Because whatever the number is, it's apparently "more than forty:" "At least 40 U.S. veterans died waiting for appointments at the Phoenix Veterans Affairs Health Care system, many of whom were placed on a secret waiting list. The secret list was part of an elaborate scheme designed by Veterans Affairs managers in Phoenix who were trying to hide that 1,400 to 1,600 sick veterans were forced to wait months to see a doctor, according to a recently retired top VA doctor and several high-level sources."

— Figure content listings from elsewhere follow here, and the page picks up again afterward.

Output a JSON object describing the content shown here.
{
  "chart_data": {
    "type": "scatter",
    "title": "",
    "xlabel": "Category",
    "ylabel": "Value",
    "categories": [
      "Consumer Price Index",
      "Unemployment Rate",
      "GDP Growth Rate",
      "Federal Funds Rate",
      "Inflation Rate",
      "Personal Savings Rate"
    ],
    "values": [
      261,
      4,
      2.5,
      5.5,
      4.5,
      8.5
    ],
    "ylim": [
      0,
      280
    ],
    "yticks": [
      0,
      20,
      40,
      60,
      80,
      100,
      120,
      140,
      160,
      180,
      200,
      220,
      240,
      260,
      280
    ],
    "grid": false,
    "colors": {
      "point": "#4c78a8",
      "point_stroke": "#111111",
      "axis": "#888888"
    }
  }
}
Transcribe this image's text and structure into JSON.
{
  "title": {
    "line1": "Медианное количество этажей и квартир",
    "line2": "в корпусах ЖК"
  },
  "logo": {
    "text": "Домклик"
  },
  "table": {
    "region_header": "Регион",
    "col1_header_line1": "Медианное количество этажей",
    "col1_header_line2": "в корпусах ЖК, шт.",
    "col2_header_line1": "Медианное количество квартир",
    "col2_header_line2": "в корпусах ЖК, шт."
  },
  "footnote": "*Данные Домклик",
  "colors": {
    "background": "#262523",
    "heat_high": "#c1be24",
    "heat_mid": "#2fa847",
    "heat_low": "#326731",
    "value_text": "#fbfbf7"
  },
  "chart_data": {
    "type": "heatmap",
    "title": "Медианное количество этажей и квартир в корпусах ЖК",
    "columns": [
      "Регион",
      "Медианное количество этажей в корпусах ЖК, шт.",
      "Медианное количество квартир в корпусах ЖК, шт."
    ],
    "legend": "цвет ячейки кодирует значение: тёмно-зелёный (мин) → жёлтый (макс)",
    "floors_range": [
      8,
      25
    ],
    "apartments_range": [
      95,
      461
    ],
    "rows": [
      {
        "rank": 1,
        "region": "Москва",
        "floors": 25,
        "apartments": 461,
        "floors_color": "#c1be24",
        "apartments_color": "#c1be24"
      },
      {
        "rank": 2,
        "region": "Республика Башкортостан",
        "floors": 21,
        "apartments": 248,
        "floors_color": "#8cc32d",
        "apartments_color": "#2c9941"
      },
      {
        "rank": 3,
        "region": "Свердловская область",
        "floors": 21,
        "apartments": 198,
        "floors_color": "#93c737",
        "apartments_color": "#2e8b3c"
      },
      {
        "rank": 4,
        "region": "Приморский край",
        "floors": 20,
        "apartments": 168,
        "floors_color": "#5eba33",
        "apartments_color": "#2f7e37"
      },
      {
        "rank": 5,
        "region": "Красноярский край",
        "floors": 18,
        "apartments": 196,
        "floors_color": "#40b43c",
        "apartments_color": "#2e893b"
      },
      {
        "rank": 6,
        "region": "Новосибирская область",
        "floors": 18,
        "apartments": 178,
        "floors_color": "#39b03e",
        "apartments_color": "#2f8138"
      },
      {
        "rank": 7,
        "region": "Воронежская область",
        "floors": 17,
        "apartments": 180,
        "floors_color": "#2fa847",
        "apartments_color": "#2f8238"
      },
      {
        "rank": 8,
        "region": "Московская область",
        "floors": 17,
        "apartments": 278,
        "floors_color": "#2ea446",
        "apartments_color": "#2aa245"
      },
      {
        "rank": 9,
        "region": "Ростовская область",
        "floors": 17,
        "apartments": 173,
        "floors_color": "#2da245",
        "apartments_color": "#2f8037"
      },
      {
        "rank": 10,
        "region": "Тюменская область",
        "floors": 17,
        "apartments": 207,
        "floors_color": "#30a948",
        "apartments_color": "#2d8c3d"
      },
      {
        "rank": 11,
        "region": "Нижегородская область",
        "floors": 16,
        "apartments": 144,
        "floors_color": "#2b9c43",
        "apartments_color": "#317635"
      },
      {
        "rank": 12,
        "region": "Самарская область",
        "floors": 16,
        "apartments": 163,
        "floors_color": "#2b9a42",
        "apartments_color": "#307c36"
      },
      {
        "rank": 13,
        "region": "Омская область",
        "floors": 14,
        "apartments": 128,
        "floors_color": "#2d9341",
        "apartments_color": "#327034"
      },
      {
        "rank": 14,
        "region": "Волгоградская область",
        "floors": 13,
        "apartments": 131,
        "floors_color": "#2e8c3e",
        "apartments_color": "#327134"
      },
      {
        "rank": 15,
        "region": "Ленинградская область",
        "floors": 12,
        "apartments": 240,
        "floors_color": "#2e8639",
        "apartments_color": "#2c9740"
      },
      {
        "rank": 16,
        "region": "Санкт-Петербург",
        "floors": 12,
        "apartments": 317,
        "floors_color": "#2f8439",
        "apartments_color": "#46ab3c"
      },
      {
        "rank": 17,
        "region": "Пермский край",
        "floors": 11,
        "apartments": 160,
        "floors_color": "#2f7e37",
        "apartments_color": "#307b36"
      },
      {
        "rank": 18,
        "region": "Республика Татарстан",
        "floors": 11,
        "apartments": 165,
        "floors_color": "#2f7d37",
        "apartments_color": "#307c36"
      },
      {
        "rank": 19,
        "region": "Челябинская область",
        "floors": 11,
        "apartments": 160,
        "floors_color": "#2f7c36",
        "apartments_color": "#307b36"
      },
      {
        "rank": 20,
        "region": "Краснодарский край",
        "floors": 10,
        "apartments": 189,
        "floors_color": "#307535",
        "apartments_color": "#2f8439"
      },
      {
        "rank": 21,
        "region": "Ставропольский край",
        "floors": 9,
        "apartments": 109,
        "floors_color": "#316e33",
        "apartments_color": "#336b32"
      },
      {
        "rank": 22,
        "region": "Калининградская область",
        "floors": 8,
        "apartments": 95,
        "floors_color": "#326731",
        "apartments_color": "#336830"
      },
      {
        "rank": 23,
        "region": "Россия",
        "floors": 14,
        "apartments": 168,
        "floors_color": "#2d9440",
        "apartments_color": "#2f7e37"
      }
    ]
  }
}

...Only it wasn't much of a secret, given that what went on here. Essentially, VA officials created a dummy list that made it look like they were processing veterans care in a timely fashion, while keeping actual sick veterans on a separate list that had some of them waiting for months for healthcare appointments. This, indeed, resulted in veterans dying before they could be seen by a doctor: and before anyone thinks that I'm exaggerating the situation, please note that everybody concedes that Phoenix VA officials were actually shredding records to hide the problem. So this was all known, including internally - but the resulting stink raised inside the organization over this went nowhere for months, apparently. Take a gander at this:
In one internal Phoenix VA e-mail dated July 3, 2013, one staffer raised concerns about the secret electronic list and raised alarms that Phoenix VA officials were praising its use.
"I have to say, I think it's unfair to call any of this a success when Veterans are waiting 6 weeks on an electronic waiting list before they're called to schedule their first PCP (primary care physician) appointment," the e-mail states. "Sure, when their appointment is created, it can be 14 days out, but we're making them wait 6-20 weeks to create that appointment."
The e-mail adds pointedly: "That is unethical and a disservice to our Veterans."
The only time that a bureaucrat writes a pointed email is when he or she knows dang well that the excrement is going to hit the rotary blade eventually, so it's time to CYA. And this was a serious issue: ostensibly, the VA IG office was investigating the situation. The problem is that something - or somebody - was holding up the process; despite the fact that this has been a known issue for a year, it apparently took a veteran slowing dying by inches in December to get this story to break.
A fish rots from the head down. Eric Shinseki is the Secretary of Veterans Affairs: that makes this disaster his responsibility, and the honorable thing for him to do here would be to resign immediately. No, I don't expect honorable activity from a Obama Cabinet appointee, either, so the next alternative strategy would be to get him forced out. Only, he's one of the antiwar movement's old darlings, so the odds of that happening are, as they say, nil.
But I suppose that we should look on the bright side: at least Shinseki didn't abandon all our veterans. Just some of the ones out in flyover country.
Moe Lane (crossposted)
PS: Do I even need to note that this is the same administration that thinks that it's competent enough to administer your health care decisions for you? - Because I'm pretty sure that most of the people reading this have already worked that out for themselves.